The view is darker in Spain, where some senior media executives
have attacked the confidenciales that have sprouted alongside
Periodista Digital.
Periodista Digital, which contains a mixture of original news and
stories compiled from other news outlets, used to e-mail bulletins
with links to many of the major confidenciales. But after Alfonso Rojo
became editor in chief recently, the links were eliminated. Mr. Rojo,
a former war correspondent for El Mundo, said that with a planned
expansion, Periodista Digital no longer wanted "to be in the same
boat with them."
The confidenciales are a twist on a form of Spanish communication
that dates to the last years of Franco's rule and the transition to
democracy in the 1980's, said Mara Sánchez González, who is
preparing a doctoral thesis on the phenomenon.

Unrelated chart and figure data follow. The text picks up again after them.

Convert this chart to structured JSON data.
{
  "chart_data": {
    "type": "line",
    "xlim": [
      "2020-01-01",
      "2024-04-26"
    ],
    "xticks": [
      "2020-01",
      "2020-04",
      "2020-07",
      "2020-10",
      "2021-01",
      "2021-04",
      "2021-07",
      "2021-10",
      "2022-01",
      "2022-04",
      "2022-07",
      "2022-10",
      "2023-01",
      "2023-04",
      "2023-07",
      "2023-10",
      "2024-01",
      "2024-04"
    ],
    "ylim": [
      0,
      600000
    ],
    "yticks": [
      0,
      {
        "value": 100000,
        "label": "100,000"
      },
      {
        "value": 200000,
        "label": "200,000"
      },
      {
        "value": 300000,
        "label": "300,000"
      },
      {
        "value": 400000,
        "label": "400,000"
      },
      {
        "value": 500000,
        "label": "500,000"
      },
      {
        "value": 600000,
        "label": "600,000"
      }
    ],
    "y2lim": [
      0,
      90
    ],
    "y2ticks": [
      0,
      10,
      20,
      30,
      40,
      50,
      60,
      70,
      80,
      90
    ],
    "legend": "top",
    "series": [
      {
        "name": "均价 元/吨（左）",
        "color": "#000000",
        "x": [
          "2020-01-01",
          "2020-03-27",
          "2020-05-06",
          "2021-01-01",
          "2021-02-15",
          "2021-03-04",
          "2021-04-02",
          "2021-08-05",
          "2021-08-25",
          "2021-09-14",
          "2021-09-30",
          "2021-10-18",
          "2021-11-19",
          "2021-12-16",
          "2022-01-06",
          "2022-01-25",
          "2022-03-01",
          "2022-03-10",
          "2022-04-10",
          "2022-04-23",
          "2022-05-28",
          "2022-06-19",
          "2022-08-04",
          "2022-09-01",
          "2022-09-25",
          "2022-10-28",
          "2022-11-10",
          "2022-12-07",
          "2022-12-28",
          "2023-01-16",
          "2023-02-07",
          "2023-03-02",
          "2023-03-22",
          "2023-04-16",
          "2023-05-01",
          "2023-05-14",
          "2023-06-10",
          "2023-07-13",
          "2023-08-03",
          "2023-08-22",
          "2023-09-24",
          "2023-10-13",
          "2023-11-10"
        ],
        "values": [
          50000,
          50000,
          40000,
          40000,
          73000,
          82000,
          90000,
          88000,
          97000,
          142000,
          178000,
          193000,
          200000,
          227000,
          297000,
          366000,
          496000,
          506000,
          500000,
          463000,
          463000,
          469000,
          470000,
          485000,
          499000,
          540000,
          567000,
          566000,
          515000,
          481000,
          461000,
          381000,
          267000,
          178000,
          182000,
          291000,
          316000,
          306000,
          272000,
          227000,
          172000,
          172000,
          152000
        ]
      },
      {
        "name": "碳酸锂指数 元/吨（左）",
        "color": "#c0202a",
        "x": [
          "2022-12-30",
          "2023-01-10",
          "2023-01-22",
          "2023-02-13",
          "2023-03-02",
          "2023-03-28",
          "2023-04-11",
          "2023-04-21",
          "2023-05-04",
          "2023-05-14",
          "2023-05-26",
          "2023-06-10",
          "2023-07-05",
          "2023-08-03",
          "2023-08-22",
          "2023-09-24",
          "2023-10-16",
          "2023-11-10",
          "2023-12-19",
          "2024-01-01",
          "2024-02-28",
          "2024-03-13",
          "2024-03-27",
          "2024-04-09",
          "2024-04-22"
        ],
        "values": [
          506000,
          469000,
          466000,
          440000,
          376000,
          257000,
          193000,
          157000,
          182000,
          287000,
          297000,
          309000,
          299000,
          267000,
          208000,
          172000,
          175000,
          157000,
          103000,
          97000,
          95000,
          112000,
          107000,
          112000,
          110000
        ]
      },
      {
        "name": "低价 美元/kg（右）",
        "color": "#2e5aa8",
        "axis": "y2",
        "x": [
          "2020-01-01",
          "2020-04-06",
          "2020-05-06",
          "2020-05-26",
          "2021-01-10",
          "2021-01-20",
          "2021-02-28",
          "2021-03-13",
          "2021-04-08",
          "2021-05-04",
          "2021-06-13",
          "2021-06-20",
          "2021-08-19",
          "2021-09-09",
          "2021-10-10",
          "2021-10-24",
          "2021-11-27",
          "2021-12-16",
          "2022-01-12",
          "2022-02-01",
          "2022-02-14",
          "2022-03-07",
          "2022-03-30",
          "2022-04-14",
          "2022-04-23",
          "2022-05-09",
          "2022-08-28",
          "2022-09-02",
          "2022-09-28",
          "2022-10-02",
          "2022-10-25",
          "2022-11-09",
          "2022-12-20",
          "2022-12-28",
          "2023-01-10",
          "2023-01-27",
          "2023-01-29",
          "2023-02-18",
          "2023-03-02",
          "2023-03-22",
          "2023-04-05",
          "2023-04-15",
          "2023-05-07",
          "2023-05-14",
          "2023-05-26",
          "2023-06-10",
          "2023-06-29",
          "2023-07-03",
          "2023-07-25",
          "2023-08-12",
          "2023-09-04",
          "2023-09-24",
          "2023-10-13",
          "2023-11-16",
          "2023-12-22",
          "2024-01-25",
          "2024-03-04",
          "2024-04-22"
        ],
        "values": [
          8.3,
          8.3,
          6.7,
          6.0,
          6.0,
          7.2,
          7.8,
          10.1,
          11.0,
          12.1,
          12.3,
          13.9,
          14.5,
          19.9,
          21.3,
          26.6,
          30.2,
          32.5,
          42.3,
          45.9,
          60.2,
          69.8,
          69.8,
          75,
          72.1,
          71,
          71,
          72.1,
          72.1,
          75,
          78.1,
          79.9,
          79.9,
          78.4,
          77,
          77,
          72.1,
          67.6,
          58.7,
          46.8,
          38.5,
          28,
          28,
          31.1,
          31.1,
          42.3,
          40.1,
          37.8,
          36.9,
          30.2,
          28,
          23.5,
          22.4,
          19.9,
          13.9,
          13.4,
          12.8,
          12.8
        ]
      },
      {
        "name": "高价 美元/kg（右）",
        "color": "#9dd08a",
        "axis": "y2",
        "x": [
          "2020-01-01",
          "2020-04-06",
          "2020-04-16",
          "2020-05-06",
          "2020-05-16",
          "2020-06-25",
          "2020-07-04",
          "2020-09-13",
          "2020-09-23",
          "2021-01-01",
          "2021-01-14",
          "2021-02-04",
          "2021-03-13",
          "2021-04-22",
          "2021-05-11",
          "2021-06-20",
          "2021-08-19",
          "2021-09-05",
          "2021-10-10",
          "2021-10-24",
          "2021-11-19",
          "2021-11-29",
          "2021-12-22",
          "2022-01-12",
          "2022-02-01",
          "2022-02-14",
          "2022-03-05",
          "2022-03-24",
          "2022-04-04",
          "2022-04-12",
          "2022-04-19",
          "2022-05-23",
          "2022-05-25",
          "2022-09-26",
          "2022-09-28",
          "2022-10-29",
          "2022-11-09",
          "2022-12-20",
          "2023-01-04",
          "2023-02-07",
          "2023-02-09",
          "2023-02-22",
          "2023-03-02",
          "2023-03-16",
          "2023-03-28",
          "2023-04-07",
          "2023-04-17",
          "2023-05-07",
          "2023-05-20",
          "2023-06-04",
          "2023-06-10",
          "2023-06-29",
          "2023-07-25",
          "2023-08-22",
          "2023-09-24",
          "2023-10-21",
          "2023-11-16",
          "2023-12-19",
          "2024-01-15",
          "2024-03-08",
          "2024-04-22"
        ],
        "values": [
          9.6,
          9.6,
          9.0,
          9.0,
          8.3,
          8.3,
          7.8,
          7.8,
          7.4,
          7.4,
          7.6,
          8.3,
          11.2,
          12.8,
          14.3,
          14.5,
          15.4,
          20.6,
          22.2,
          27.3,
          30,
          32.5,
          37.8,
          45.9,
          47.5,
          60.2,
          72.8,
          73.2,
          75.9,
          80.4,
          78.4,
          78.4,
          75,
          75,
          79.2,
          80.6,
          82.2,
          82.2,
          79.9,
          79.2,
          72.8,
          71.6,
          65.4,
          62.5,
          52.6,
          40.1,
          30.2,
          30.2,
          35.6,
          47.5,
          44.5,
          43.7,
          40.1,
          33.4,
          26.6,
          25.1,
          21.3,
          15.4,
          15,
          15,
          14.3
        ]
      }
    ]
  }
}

The confidential bulletins usually offered information about politics
or business to an "exclusive number of paid subscribers that paid a
high price for access to information that wasn't available in other
types of media," she said. But Web sites give the confidenciales
more power and influence because they can be distributed free and
quickly to a broader group of people.
El Confidencial, one of about a dozen such sites, has explored the
finances of Jesus Polanco, the chairman of Grupo Prisa, which owns
El País, the Madrid daily. El Confidencial also has referred to
investments made by the media group's chief executive, Juan Luis
Cebrian, a former editor of El País.
Mr. Cebrian has been openly disdainful of confidenciales, criticizing
their reliance on anonymous rumors and demanding new measures
to encourage the digital press to be as "respectable, trustworthy,
credible and rigorous as the print press." El Mundo, another Madrid
daily, then followed with an editorial, calling some confidenciales a
form of trash, "cyberbasura."
After those attacks, the digital publications questioned Mr. Cebrian's
motives, arguing that he feared competition, but some conceded
that there was room for improvement on ethics.